You can also output the abbreviations found in the document:
>>> doc.abbreviation_definitions
[([u'THF'], [u'Tetrahydrofuran'], u'CM')]
ChemDataExtractor will only find records for models that you are interested in, so you should first set the type of records you want:
>>> doc.models = [Compound]
You can then call the records method, which combines all the chemical mentions, abbreviations and properties found each chemical entity (see Examples).
>>> doc.records
[<Compound>, <Compound>]
>>> doc.records[0].serialize()
{'names': ['5,10,15,20-Tetra(4-carboxyphenyl)porphyrin']}
>>> doc.records[1].serialize()
{'names': ['Tetrahydrofuran', 'THF']}
Which file formats are best?
While ChemDataExtractor supports documents in a wide variety of formats, some are better suited for extraction than others. If there is an HTML or XML version available, that is normally the best choice.
Wherever possible, avoid using the PDF version of a paper or patent. At best, the text will be interpretable, but it is extremely difficult to reliably distinguish between headings, captions and main body text. At worst, the document will just consist of a scanned image of each page, and it won’t be possible to extract any of the text at all. You can get some idea of what ChemDataExtractor can see in a PDF by looking at the result of copying-and-pasting from the document.
For scientific articles, most publishers offer a HTML version alongside the PDF version. Normally, this will open as a page in your web browser. Just choose “Save As…” and ensure the selected format is “HTML” or “Page Source” to save a copy of the HTML file to your computer.

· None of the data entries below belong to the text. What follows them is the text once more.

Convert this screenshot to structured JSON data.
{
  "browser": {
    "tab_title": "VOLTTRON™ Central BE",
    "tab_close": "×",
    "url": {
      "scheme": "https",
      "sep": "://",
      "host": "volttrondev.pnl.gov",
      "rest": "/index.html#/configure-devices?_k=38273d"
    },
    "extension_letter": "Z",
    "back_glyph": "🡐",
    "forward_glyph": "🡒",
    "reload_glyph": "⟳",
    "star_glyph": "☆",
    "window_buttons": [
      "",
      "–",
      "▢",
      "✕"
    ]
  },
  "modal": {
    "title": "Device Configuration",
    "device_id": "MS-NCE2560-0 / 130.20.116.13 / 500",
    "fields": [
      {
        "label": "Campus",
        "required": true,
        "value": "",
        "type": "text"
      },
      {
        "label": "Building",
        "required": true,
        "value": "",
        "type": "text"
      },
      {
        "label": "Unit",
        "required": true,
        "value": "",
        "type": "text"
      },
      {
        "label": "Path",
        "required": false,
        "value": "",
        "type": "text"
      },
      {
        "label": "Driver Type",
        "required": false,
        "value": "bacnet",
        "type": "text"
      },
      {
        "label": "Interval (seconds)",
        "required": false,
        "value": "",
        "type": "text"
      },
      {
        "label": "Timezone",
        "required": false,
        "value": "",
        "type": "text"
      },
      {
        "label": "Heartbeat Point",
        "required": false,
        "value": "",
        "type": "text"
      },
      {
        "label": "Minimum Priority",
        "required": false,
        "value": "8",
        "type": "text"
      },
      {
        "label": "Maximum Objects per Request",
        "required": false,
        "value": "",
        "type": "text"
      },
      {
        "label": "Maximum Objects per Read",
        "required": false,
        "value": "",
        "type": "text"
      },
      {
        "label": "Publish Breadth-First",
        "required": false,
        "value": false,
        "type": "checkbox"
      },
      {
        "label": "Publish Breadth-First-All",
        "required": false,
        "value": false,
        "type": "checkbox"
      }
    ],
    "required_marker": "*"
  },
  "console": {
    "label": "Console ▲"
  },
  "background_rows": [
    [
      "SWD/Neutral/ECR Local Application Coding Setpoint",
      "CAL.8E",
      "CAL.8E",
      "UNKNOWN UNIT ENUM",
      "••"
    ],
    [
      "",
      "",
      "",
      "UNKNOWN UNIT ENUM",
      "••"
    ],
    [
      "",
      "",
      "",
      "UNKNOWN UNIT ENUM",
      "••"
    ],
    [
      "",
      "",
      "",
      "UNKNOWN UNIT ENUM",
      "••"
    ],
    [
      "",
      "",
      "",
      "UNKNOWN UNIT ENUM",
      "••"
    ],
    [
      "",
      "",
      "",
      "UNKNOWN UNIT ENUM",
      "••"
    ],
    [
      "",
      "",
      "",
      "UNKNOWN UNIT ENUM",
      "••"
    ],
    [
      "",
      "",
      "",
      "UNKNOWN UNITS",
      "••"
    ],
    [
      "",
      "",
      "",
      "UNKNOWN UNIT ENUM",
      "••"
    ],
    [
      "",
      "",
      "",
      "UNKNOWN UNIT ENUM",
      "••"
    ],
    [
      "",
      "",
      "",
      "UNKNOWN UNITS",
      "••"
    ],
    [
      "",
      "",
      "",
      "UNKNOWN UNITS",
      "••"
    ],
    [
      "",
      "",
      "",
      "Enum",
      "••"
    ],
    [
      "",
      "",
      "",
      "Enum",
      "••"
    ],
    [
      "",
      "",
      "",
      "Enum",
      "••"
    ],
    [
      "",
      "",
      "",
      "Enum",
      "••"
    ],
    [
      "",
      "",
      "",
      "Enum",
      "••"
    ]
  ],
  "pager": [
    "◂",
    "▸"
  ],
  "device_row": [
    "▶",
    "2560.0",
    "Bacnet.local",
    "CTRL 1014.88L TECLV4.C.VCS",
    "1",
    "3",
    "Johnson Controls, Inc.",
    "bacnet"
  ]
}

Most patent offices provide XML versions of their patent documents, but these can be hard to find. Two useful resources are the USPTO Bulk Data Download Service and the EPO Open Patent Services API.
Document Readers¶
The document readers present in the chemdataextractor.reader
package are a set of tools for identifying the elements of scientific documents.
The HTML and XML from each publisher is slightly different, meaning we once again need multiple different readers.
New users are often confused about the structure of these readers, and so this section attempts to explain their functionality more clearly.
As an example, lets look at the chemdataextractor.reader.rsc.RscHtmlReader
class:
class RscHtmlReader(HtmlReader):
"""Reader for HTML documents from the RSC."""
cleaners = [clean, replace_rsc_img_chars, space_references]
root_css = '#wrapper, html'
title_css = 'h1, .title_heading'
heading_css = 'h2, h3, h4, h5, h6, .a_heading, .b_heading, .c_heading, .c_heading_indent, .d_heading, .d_heading_indent'
citation_css = 'span[id^="cit"]'
table_css = 'div[class="rtable__wrapper"]'
table_caption_css = 'div[class="table_caption"]'
table_id_css = 'span[id^="tab"]::attr("id")'
table_head_row_css = 'thead'
table_body_row_css = 'tr'
table_footnote_css = '.table_caption + table tfoot tr th .sup_inf'
reference_css = 'small sup a, a[href^="#cit"], a[href^="#fn"], a[href^="#tab"]'
figure_css = '.image_table'
figure_caption_css = '.graphic_title'
figure_label_css = 'span[id^="fig"]::attr("id")'
ignore_css = '.table_caption + table, .left_head, sup span.sup_ref, ' \
'a[href^="#fn"], .PMedLink, p[class="header_text"], ' \
'a[href^="#tab"], span[class="sup_ref"]'
As you can see, we have a number of CSS Selectors that are used to select particular elements from an RSC HTML document.
Here, the variable names are important, and must follow the format <element_name>_css
, as this tells the BaseReader
what to name the selected element.
These elements are found by examining the HTML. For example, if you find a paper from the RSC web pages, open the HTML version, then right-click and chose “view page source” you will be able to see the raw HTML. If you are unfamiliar with HTML and CSS I recommend going through the TutorialsPoint HTML tutorial and CSS tutorial.
It should also be mentioned that these Readers override the element variables from the base HTMLReader
class.
Similarly, if you want to analyse an XML document, you should override from the XMLReader
class.
I first recommend using the base readers, to see how they perform, then write a new reader if you have to.